Last October, Alan Dunn (TAPE BRITAIN, tenantspin, FOUR WORDS) and eleni poulou (Honey-Suckle Company, Nohe Noshe, The Fall) investigated the ephemeral joy of wandering the streets of their respective cities (Glasgow and Berlin) in the conversational composition ‘Bestow’ which includes ambient sounds, music, and spoken word in a back and forth dialogue that captures the in-betweeness of life in quarantine. Sometimes it can feel like going in circles. The omnipresent bird song becomes a third voice in the conversation, but one that’s not really heeded by the musing walkers. It’s a vivid slice of life from these extraordinary times.
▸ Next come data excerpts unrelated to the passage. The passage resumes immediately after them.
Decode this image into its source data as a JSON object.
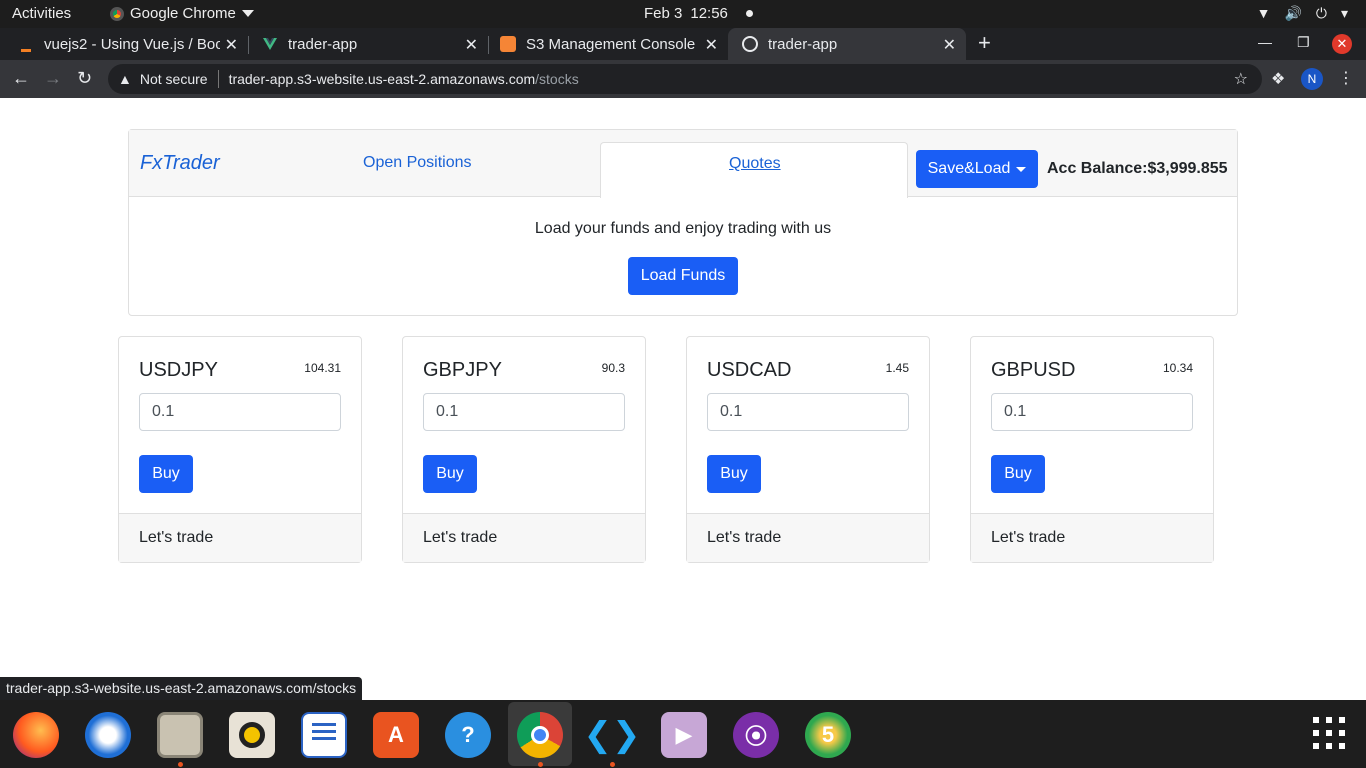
{
  "system": {
    "activities": "Activities",
    "app_name": "Google Chrome",
    "date": "Feb 3",
    "time": "12:56"
  },
  "tabs": [
    {
      "title": "vuejs2 - Using Vue.js / Boo",
      "active": false
    },
    {
      "title": "trader-app",
      "active": false
    },
    {
      "title": "S3 Management Console",
      "active": false
    },
    {
      "title": "trader-app",
      "active": true
    }
  ],
  "addressbar": {
    "security": "Not secure",
    "host": "trader-app.s3-website.us-east-2.amazonaws.com",
    "path": "/stocks",
    "profile_initial": "N"
  },
  "nav": {
    "brand": "FxTrader",
    "open_positions": "Open Positions",
    "quotes": "Quotes",
    "save_load": "Save&Load",
    "balance": "Acc Balance:$3,999.855"
  },
  "banner": {
    "message": "Load your funds and enjoy trading with us",
    "button": "Load Funds"
  },
  "stocks": [
    {
      "name": "USDJPY",
      "price": "104.31",
      "quantity": "0.1",
      "buy": "Buy",
      "footer": "Let's trade"
    },
    {
      "name": "GBPJPY",
      "price": "90.3",
      "quantity": "0.1",
      "buy": "Buy",
      "footer": "Let's trade"
    },
    {
      "name": "USDCAD",
      "price": "1.45",
      "quantity": "0.1",
      "buy": "Buy",
      "footer": "Let's trade"
    },
    {
      "name": "GBPUSD",
      "price": "10.34",
      "quantity": "0.1",
      "buy": "Buy",
      "footer": "Let's trade"
    }
  ],
  "status_bar_url": "trader-app.s3-website.us-east-2.amazonaws.com/stocks",
  "colors": {
    "primary": "#1a5ef5",
    "link": "#1a62d6"
  },
  "dock_icons": [
    "firefox-icon",
    "thunderbird-icon",
    "files-icon",
    "rhythmbox-icon",
    "writer-icon",
    "software-icon",
    "help-icon",
    "chrome-icon",
    "vscode-icon",
    "video-icon",
    "tor-icon",
    "metatrader-icon"
  ]
}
Their new recording ‘Mountains’ take the collaboration further with more music and a structure that builds more of a collage than a conversation, enhancing the complexity of the mix. Poulou’s bass and keyboards give a richness to the palette with the occasional guitar riffs from Loose Articles. This piece looks back as well as forward, revisiting ‘splinters of the past’: the cover art has the two as children. The bespoke LP also has poulou’s sketches, as well as an orgami rabbit and stitched postcard ‘hand-made by Alan’s mum, Agnes.’ Dunn muses on having hated the sound of his voice, how he learned to be more silent in art school, and the mortifying experience of drunken relatives at Christmas demanding ‘gie’s a party piece!’ but not having a song or poem to recite. Poulou contemplates the ways we get through hard times: ‘People say since the last full moon everything is better.’ As low points become mountains, we make choices: left, right, forward, U-turn. ‘We’ve made it this far. We can go on a bit further. I am hopeful.’ The mountain itself becomes red, having read a book on human psychology and learning that people feel less depressed when they wear red. Mustn’t grumble.
There’s a lot of healing in this meditative collage. The looking back is never just nostalgia, but a kind of wonder about what has been survived to be where we are right now. The video created for playschool of the damned/The White Hotel adds another layer of pleasure. The footage has the warmth of home movies yet the clips remain abstract enough to immerse you in someone else’s life for a short journey. It’s good to get out of yourself for a little while. You return with thoughts of how to look at your own situation from a different vantage point. The best creative works inspire you to do more. Mountains will make you itch to create something yourself.